McCready faces charges of child rape, involuntary deviate sexual intercourse, false imprisonment, indecent assault, aggravated indecent assault and corruption of minors.
Blair County Assistant District Attorney Ilissa Zimmerman called the child as a witness. The girl, speaking softly, described how McCready touched her, how he made her touch him, how he hurt her and how he did “a bad thing.”
She took a tissue to wipe the tears away once, and at times she made eye contact with the jury of six men and six women.
While she was between 5 and 8 years old when the alleged abuse took place, the girl never revealed what happened to her until she was at a picnic and happened to tell a cousin about McCready touching her.
It didn’t take long for that story to get back to her parents.
Her testimony revealed the plethora of interviews a young child goes through before a sexual abuse case goes to a jury.
Her first discussion about the alleged abuse occurred with her mother and father.
That day, she was taken to the Allegheny Township Police Department to meet with Officer John Reeder and representatives of Blair County Children Youth and Families.

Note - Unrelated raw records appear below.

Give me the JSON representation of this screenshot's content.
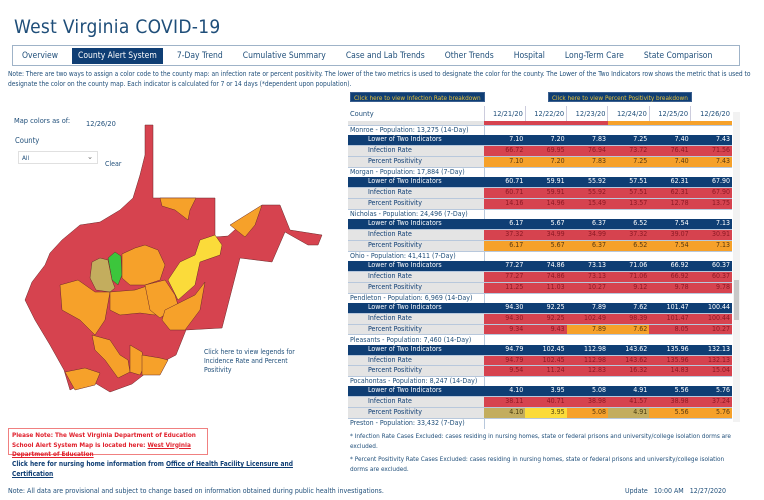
{
  "title": "West Virginia COVID-19",
  "nav": [
    "Overview",
    "County Alert System",
    "7-Day Trend",
    "Cumulative Summary",
    "Case and Lab Trends",
    "Other Trends",
    "Hospital",
    "Long-Term Care",
    "State Comparison"
  ],
  "nav_active": "County Alert System",
  "note": "Note: There are two ways to assign a color code to the county map: an infection rate or percent positivity. The lower of the two metrics is used to designate the color for the county. The Lower of the Two Indicators row shows the metric that is used to designate the color on the county map. Each indicator is calculated for 7 or 14 days (*dependent upon population).",
  "buttons": {
    "infection": "Click here to view Infection Rate breakdown",
    "positivity": "Click here to view Percent Positivity breakdown"
  },
  "map": {
    "colors_as_of_label": "Map colors as of:",
    "date": "12/26/20",
    "county_label": "County",
    "county_value": "All",
    "clear": "Clear",
    "legend_link": "Click here to view legends for Incidence Rate and Percent Positivity"
  },
  "colors": {
    "navy": "#0f3e74",
    "red": "#d6434f",
    "orange": "#f6a12a",
    "yellow": "#fbdb3a",
    "khaki": "#c3ad5e",
    "green": "#3cc63c"
  },
  "table": {
    "headers": [
      "County",
      "12/21/20",
      "12/22/20",
      "12/23/20",
      "12/24/20",
      "12/25/20",
      "12/26/20"
    ],
    "row_labels": {
      "low": "Lower of Two Indicators",
      "ir": "Infection Rate",
      "pp": "Percent Positivity"
    },
    "counties": [
      {
        "name": "Monroe - Population: 13,275 (14-Day)",
        "low": [
          "7.10",
          "7.20",
          "7.83",
          "7.25",
          "7.40",
          "7.43"
        ],
        "ir": [
          "66.72",
          "69.95",
          "76.94",
          "73.72",
          "76.41",
          "71.56"
        ],
        "ir_c": [
          "r",
          "r",
          "r",
          "r",
          "r",
          "r"
        ],
        "pp": [
          "7.10",
          "7.20",
          "7.83",
          "7.25",
          "7.40",
          "7.43"
        ],
        "pp_c": [
          "o",
          "o",
          "o",
          "o",
          "o",
          "o"
        ]
      },
      {
        "name": "Morgan - Population: 17,884 (7-Day)",
        "low": [
          "60.71",
          "59.91",
          "55.92",
          "57.51",
          "62.31",
          "67.90"
        ],
        "ir": [
          "60.71",
          "59.91",
          "55.92",
          "57.51",
          "62.31",
          "67.90"
        ],
        "ir_c": [
          "r",
          "r",
          "r",
          "r",
          "r",
          "r"
        ],
        "pp": [
          "14.16",
          "14.96",
          "15.49",
          "13.57",
          "12.78",
          "13.75"
        ],
        "pp_c": [
          "r",
          "r",
          "r",
          "r",
          "r",
          "r"
        ]
      },
      {
        "name": "Nicholas - Population: 24,496 (7-Day)",
        "low": [
          "6.17",
          "5.67",
          "6.37",
          "6.52",
          "7.54",
          "7.13"
        ],
        "ir": [
          "37.32",
          "34.99",
          "34.99",
          "37.32",
          "39.07",
          "30.91"
        ],
        "ir_c": [
          "r",
          "r",
          "r",
          "r",
          "r",
          "r"
        ],
        "pp": [
          "6.17",
          "5.67",
          "6.37",
          "6.52",
          "7.54",
          "7.13"
        ],
        "pp_c": [
          "o",
          "o",
          "o",
          "o",
          "o",
          "o"
        ]
      },
      {
        "name": "Ohio - Population: 41,411 (7-Day)",
        "low": [
          "77.27",
          "74.86",
          "73.13",
          "71.06",
          "66.92",
          "60.37"
        ],
        "ir": [
          "77.27",
          "74.86",
          "73.13",
          "71.06",
          "66.92",
          "60.37"
        ],
        "ir_c": [
          "r",
          "r",
          "r",
          "r",
          "r",
          "r"
        ],
        "pp": [
          "11.25",
          "11.03",
          "10.27",
          "9.12",
          "9.78",
          "9.78"
        ],
        "pp_c": [
          "r",
          "r",
          "r",
          "r",
          "r",
          "r"
        ]
      },
      {
        "name": "Pendleton - Population: 6,969 (14-Day)",
        "low": [
          "94.30",
          "92.25",
          "7.89",
          "7.62",
          "101.47",
          "100.44"
        ],
        "ir": [
          "94.30",
          "92.25",
          "102.49",
          "98.39",
          "101.47",
          "100.44"
        ],
        "ir_c": [
          "r",
          "r",
          "r",
          "r",
          "r",
          "r"
        ],
        "pp": [
          "9.34",
          "9.43",
          "7.89",
          "7.62",
          "8.05",
          "10.27"
        ],
        "pp_c": [
          "r",
          "r",
          "o",
          "o",
          "r",
          "r"
        ]
      },
      {
        "name": "Pleasants - Population: 7,460 (14-Day)",
        "low": [
          "94.79",
          "102.45",
          "112.98",
          "143.62",
          "135.96",
          "132.13"
        ],
        "ir": [
          "94.79",
          "102.45",
          "112.98",
          "143.62",
          "135.96",
          "132.13"
        ],
        "ir_c": [
          "r",
          "r",
          "r",
          "r",
          "r",
          "r"
        ],
        "pp": [
          "9.54",
          "11.24",
          "12.83",
          "16.32",
          "14.83",
          "15.04"
        ],
        "pp_c": [
          "r",
          "r",
          "r",
          "r",
          "r",
          "r"
        ]
      },
      {
        "name": "Pocahontas - Population: 8,247 (14-Day)",
        "low": [
          "4.10",
          "3.95",
          "5.08",
          "4.91",
          "5.56",
          "5.76"
        ],
        "ir": [
          "38.11",
          "40.71",
          "38.98",
          "41.57",
          "38.98",
          "37.24"
        ],
        "ir_c": [
          "r",
          "r",
          "r",
          "r",
          "r",
          "r"
        ],
        "pp": [
          "4.10",
          "3.95",
          "5.08",
          "4.91",
          "5.56",
          "5.76"
        ],
        "pp_c": [
          "k",
          "y",
          "o",
          "k",
          "o",
          "o"
        ]
      },
      {
        "name": "Preston - Population: 33,432 (7-Day)"
      }
    ]
  },
  "education_note": {
    "text": "Please Note: The West Virginia Department of Education School Alert System Map is located here: ",
    "link": "West Virginia Department of Education"
  },
  "nursing": {
    "text": "Click here for nursing home information from ",
    "link": "Office of Health Facility Licensure and Certification"
  },
  "footnote_ir": "* Infection Rate Cases Excluded: cases residing in nursing homes, state or federal prisons and university/college isolation dorms are excluded.",
  "footnote_pp": "* Percent Positivity Rate Cases Excluded: cases residing in nursing homes, state or federal prisons and university/college isolation dorms are excluded.",
  "provisional": "Note: All data are provisional and subject to change based on information obtained during public health investigations.",
  "updated": {
    "label": "Update",
    "time": "10:00 AM",
    "date": "12/27/2020"
  }
}
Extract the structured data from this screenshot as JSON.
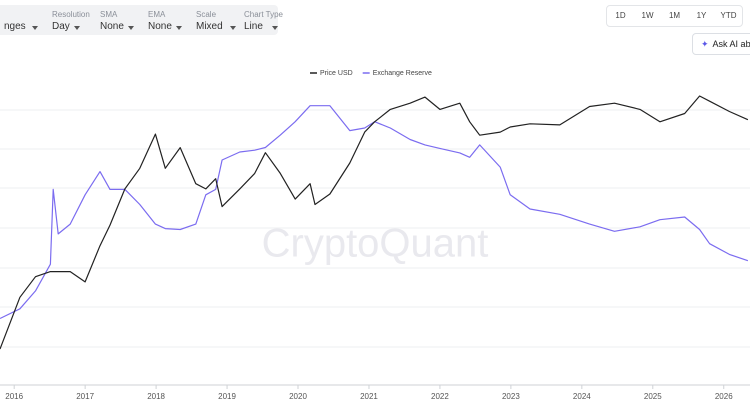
{
  "toolbar": {
    "controls": [
      {
        "value": "nges"
      },
      {
        "label": "Resolution",
        "value": "Day"
      },
      {
        "label": "SMA",
        "value": "None"
      },
      {
        "label": "EMA",
        "value": "None"
      },
      {
        "label": "Scale",
        "value": "Mixed"
      },
      {
        "label": "Chart Type",
        "value": "Line"
      }
    ],
    "ranges": [
      "1D",
      "1W",
      "1M",
      "1Y",
      "YTD"
    ],
    "ask_ai": "Ask AI abou"
  },
  "chart_data": {
    "type": "line",
    "watermark": "CryptoQuant",
    "x": [
      2015.8,
      2016.08,
      2016.3,
      2016.51,
      2016.55,
      2016.62,
      2016.79,
      2017.0,
      2017.21,
      2017.35,
      2017.56,
      2017.77,
      2017.99,
      2018.13,
      2018.34,
      2018.56,
      2018.7,
      2018.84,
      2018.93,
      2019.18,
      2019.39,
      2019.54,
      2019.75,
      2019.96,
      2020.17,
      2020.24,
      2020.45,
      2020.73,
      2020.94,
      2021.08,
      2021.3,
      2021.58,
      2021.79,
      2022.0,
      2022.28,
      2022.42,
      2022.56,
      2022.85,
      2022.99,
      2023.27,
      2023.69,
      2024.11,
      2024.46,
      2024.82,
      2025.1,
      2025.45,
      2025.66,
      2025.8,
      2026.08,
      2026.34
    ],
    "xlim": [
      2015.8,
      2026.37
    ],
    "xticks": [
      2016,
      2017,
      2018,
      2019,
      2020,
      2021,
      2022,
      2023,
      2024,
      2025,
      2026
    ],
    "ylim": [
      200,
      130000
    ],
    "yscale": "log",
    "y2lim": [
      300000,
      3500000
    ],
    "series": [
      {
        "name": "Price USD",
        "color": "#222222",
        "values": [
          405,
          1310,
          2090,
          2350,
          2350,
          2350,
          2350,
          1860,
          4230,
          6760,
          15400,
          24600,
          53400,
          24600,
          39300,
          17300,
          15400,
          19400,
          10300,
          15400,
          21900,
          35000,
          21900,
          12200,
          17300,
          10800,
          13700,
          27700,
          55900,
          70700,
          93700,
          108000,
          124000,
          93700,
          108000,
          70700,
          52100,
          55900,
          62800,
          67500,
          65900,
          100000,
          108000,
          93700,
          70700,
          85300,
          127000,
          113000,
          89400,
          74100
        ]
      },
      {
        "name": "Exchange Reserve",
        "color": "#7b6cf0",
        "axis": "y2",
        "values": [
          990000,
          1100000,
          1300000,
          1600000,
          2440000,
          1940000,
          2050000,
          2380000,
          2640000,
          2440000,
          2440000,
          2270000,
          2050000,
          2000000,
          1990000,
          2050000,
          2380000,
          2440000,
          2770000,
          2860000,
          2880000,
          2910000,
          3050000,
          3200000,
          3380000,
          3380000,
          3380000,
          3100000,
          3130000,
          3200000,
          3130000,
          3000000,
          2940000,
          2900000,
          2850000,
          2800000,
          2940000,
          2690000,
          2380000,
          2220000,
          2160000,
          2050000,
          1970000,
          2020000,
          2100000,
          2130000,
          1990000,
          1830000,
          1710000,
          1640000
        ]
      }
    ]
  }
}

She next was taken by her parents and child welfare officials to the Children’s Resource Center in Harrisburg. There she told her story to a highly trained interviewer who had her explain what McCready did to her and had her prepare two drawings depicting in more detail what she was describing.
She also told her story to a licensed professional counselor, Heather Attia of Altoona, who is an expert in dealing with psychological trauma that children suffer through abuse.
Through it all, Zimmerman said the child’s story remained consistent.
The girl from the beginning said that McCready told her, “Don’t tell anybody. Keep it a secret.”
According to her testimony, McCready visited a home near hers in the summer.
He abused the girl in the bedroom of the home he visited while the occupants of the home were at work, according to the child.
She told the jury she once tried to get away, but McCready grabbed her wrists and used his body to restrain her, leading to a charge of false imprisonment.
Zimmerman, over the objections of McCready’s attorney played a 41-minute video of the interview at the Children’s Resource Center.
While the youngster drew and played at the table, the interviewer asked her questions about her family, her schooling, the names of her teachers and then focused on what bad things might have happened to her, finally having her reveal who did those things.
“Tell me more about what happened with Philip?” the interviewer said.
As Zimmerman outlined the specifics of the acts McCready is alleged to have committed, she told the jury, “I am sorry you will have to hear this.”
Ferguson asked the jurors to view the case under the legal standard of “beyond a reasonable doubt.”
The prosecution is expected to conclude its case today.